Markets have been volatile in the first hour of trading, opening higher after the release of GDP revisions, moving lower with a disappointing business report for the Midwest, and then rebounding after a Consumer Sentiment survey beat expectations.

As of 10:30, the S&P is up 0.51% to 911, the Dow has climbed 0.35% to 8432, and the Nasdaq has followed suit with a 0.42% advance to 1759.

Beginning the day at 8:30 am were revisions to Q1 GDP, which came in at -5.7%.  Markets were looking for a -5.5% reading, so the report is a bit disappointing especially with consumer spending revised down seven-tenths to +1.5%, but the original GDP estimate was -6.1% so it’s at least a step in the right direction.

“All the incoming data suggest that the rate of decline in economic activity is decelerating,” said Nariman Behravesh, chief economist at IHS Global Insight.

While the slower decumulation of inventories and weaker consumer spending in Q1 have increased the downward risks to Q2 growth, IHS Global Insight still believes that real GDP will contract by only 2% to 3% in Q2, before flattening out in Q3 and growing slightly in Q4,” he added.

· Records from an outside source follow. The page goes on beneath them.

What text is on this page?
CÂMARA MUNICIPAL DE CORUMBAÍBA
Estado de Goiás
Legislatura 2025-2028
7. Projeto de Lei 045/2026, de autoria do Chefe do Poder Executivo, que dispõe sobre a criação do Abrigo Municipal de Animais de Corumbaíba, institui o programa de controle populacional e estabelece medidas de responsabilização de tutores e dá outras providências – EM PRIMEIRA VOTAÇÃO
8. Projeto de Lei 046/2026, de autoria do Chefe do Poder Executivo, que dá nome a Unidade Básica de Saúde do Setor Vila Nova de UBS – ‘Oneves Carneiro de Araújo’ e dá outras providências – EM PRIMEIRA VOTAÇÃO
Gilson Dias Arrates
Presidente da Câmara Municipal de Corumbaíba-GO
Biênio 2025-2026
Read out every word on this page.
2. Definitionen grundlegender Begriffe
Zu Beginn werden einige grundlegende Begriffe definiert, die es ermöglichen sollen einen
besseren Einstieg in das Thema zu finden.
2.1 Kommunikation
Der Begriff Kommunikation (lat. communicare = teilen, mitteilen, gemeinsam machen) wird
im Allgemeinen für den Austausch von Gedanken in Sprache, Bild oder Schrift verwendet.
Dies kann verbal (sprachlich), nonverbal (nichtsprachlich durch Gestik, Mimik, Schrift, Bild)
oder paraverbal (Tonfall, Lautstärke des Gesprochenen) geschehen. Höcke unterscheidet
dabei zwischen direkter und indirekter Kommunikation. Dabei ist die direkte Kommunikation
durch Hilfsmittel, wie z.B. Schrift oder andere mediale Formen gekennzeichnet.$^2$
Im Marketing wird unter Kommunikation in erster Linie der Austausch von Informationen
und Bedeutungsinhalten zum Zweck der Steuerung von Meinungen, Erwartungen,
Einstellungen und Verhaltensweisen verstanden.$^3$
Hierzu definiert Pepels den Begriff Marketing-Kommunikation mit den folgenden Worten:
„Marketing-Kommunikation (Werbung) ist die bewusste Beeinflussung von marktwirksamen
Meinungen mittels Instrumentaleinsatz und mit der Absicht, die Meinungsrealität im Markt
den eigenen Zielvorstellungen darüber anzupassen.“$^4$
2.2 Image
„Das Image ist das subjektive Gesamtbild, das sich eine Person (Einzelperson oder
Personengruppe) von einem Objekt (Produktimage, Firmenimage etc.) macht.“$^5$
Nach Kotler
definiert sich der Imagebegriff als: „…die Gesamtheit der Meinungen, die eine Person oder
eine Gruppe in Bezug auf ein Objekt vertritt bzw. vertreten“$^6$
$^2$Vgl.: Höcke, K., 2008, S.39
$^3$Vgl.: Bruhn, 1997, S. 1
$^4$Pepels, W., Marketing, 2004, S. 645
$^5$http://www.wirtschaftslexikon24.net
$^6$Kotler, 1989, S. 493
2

The news at 9:45 was less benign, however. The ISM-Chicago Business Barometer, a regional measure used to forecast national output, declined rapidly in May. The index fell from 40.1 to 34.9, against expectations for a 42.0 reading. 

New orders fell almost 5 points to 37.3 in May, well below the 50-level representing growth. Worse, the employment index shed nearly 7 points to 25.0, its second worst reading since records began in 1946.

“This is a weaker than expected report and pokes a big hole in the ‘green shoots’ story that we were starting to see with the strong advance in the April data,” said Ian Pollick from TD Securities.

On the plus side, Consumer Sentiment improved slightly in the revised estimate from Reuters and the University of Michigan. The index moved up to 68.7 in May, up nine-tenths from an estimate two week ago and 3.6 points higher than in April. 

The gain doesn’t come close to matching Tuesday’s Consumer Confidence report from the Conference Board, but any improvement is good news and markets were able to bounce back following its release.